Эфрон застыл. Удар попал точно в цель, в эпицентр естества, сгусток боли разросся. Светлые глаза Эфрона побелели.

– Ерундой? – переспросил он очень ровным голосом.

– Ну да, конечно, – ответил Болевич, пожимая плечами. Он говорил о чем-то само собой разумеющемся. – Уж если ты действительно решил искупить вину перед Родиной – так займись настоящим делом.

– Да?

Болевич провел пальцами по песку, оставив пять неровных линий. Растер их ладонью.

– Сережа, – заговорил он снова, не глядя на Эфрона, – я приехал сюда из Парижа не отдыхать, а для серьезного разговора с тобой… Наша организация предлагает тебе сотрудничать с нами в борьбе с врагами Советского Союза. Здесь, во Франции, таких окопалось немало…

– Какая организация? – прошептал Эфрон.

Болевич чуть-чуть улыбнулся:

– Советская организация. И я в ней работаю. Уже давно.

– Ты? Работаешь в советской организации? – Эфрон опять начал задыхаться.

– Да. И ты об этой организации много слышал.

– Да?

– Да. ОГПУ.

Эфрон сильно вздрогнул.

– Ты работаешь в ОГПУ?

– Да.

– Это шутка?

– Нет, Сережа, это правда.

Шумно набежала и отступила волна. Донесся голос Ариадны:

– …Мур, немедленно!.. Ты знаешь Марину! Простудишься… отдых насмарку…

Вторая волна как будто смыла голос девушки. Стало совсем тихо. Крикнула и исчезла, растворилась в солнечном свете чайка.

– Ты хочешь сказать, что служишь в Чека? – прошептал Эфрон.

– Называй это как угодно, – отозвался Болевич с ровной, сухой интонацией. – Я служу Родине. И тебе предлагаю то же.

– То есть… стать советским шпионом?

Болевич понял: пора. Взял Сергея за руку, дружески сжал. Мгновенно воскресло прошлое: фронтовое братство, позднейший университет… Эфрон смотрел доверчиво, как собака.

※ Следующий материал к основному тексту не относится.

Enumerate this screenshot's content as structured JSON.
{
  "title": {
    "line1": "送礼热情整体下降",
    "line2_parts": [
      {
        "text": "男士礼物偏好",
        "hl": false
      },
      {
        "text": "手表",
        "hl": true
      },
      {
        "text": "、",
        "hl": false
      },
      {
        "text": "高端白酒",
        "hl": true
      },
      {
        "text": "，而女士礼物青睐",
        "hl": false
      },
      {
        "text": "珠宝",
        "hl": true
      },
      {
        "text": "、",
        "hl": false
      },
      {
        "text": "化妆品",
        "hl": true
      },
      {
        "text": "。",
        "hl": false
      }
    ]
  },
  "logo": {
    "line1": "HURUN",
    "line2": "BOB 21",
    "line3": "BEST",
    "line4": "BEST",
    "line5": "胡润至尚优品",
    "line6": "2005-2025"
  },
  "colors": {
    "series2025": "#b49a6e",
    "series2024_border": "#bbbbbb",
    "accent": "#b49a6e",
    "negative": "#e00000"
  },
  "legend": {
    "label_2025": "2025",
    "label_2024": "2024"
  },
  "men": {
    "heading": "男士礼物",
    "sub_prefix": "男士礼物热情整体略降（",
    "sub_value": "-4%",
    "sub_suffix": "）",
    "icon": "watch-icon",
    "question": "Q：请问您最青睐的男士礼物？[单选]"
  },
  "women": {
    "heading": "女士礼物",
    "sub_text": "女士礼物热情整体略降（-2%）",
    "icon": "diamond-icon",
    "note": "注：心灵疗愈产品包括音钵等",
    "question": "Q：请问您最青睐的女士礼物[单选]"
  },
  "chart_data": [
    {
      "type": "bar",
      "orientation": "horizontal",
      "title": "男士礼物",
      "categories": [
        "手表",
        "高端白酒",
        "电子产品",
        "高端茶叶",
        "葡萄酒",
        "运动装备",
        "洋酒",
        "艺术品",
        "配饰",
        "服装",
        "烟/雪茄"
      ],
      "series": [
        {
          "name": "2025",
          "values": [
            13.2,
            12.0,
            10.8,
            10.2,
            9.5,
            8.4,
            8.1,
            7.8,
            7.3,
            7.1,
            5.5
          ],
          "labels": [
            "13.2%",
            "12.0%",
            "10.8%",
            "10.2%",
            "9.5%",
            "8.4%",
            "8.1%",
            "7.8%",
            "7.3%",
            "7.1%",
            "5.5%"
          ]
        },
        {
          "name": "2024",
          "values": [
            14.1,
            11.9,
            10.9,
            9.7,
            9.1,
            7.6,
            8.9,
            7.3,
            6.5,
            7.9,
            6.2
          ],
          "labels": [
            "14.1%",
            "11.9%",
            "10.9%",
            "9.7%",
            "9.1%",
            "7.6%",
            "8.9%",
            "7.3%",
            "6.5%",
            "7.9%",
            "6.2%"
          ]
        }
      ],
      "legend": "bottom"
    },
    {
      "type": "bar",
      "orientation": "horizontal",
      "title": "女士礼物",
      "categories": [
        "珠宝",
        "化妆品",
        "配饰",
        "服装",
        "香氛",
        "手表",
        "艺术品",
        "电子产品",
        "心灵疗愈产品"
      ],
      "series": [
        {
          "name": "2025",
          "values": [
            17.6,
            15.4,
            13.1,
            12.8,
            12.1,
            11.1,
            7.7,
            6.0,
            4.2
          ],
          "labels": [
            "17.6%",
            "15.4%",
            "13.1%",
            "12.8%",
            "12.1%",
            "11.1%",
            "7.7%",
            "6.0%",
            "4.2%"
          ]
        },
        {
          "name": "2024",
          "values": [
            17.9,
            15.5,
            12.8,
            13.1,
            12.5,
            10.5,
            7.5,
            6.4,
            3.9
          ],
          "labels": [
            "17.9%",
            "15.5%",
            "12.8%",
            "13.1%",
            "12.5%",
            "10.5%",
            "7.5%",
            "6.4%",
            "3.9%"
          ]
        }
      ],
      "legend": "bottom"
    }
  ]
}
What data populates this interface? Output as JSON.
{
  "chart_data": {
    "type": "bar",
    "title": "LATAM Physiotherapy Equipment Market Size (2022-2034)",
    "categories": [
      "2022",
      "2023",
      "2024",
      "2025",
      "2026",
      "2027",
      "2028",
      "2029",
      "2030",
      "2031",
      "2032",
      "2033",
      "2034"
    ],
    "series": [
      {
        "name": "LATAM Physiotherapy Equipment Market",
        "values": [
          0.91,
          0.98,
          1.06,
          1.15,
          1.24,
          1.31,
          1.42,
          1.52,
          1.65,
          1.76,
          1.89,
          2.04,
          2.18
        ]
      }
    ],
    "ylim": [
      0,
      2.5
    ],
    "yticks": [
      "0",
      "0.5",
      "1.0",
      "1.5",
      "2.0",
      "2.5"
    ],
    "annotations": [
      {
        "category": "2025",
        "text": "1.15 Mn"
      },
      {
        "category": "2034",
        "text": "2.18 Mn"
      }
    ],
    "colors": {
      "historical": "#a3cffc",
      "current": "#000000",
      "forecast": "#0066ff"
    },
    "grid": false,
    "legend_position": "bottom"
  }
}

– Я предлагаю тебе стать патриотом, – тихо говорил Болевич. – Настоящим патриотом. Знаю, звучит громко, но это правда. Сейчас можешь не отвечать. Ты не связан никакими обязательствами. Я возвращаюсь в Париж завтра. У тебя будет время подумать.

Глава шестая

Вера уехала из Парижа сразу же после того, как выписалась из клиники. Ни отцу, ни уж тем более знакомым и поклонникам она не стала ничего объяснять. Гучков дал ей денег, а Лондон охотно распахнул туманные объятия, но ничего нового по сравнению с Парижем предъявить не смог. Кафе, разговоры, поклонники, кинематограф. Осенью Вера вернулась в Париж:

 
Мне совершенно всё равно —
Гдесовершенно одинокой
Быть…
 

Марина, как всегда, успела сказать за всех раньше.

* * *

«Странно, – думала Вера, – весной фонари горели здесь ярко, нахальным желтым светом, каждый выглядел на небе как яичный желток, который вот-вот растечется… Осенью у них тусклый, угрюмый вид. Должно быть, им холодно».

В противоположность этим раздумьям походка у молодой женщины была уверенная, упругая; со стороны казалось, что она превосходнейшим образом знает, куда направляется и зачем. А между тем Вера просто бродила по Парижу без всякой цели.

Иногда она встречала прохожих. Они выскакивали из сумерек и, как казалось, панически бросались бежать от ветра. Короткими перебежками, от фонаря к фонарю, от одного затишья к другому. Одна только Вера шла ровно, не останавливаясь. И даже витрины не заставляли ее замедлить шаги.

Париж после Лондона выглядел не то чтобы более нарядным – более обжитым. Может быть, все дело в лондонских туманах; хотя Вера полагала, что разгадка заключается в самой обыкновенной привычке. В Париже почти все улицы обросли какими-нибудь воспоминаниями. Не бог весть какое, но все же утешение.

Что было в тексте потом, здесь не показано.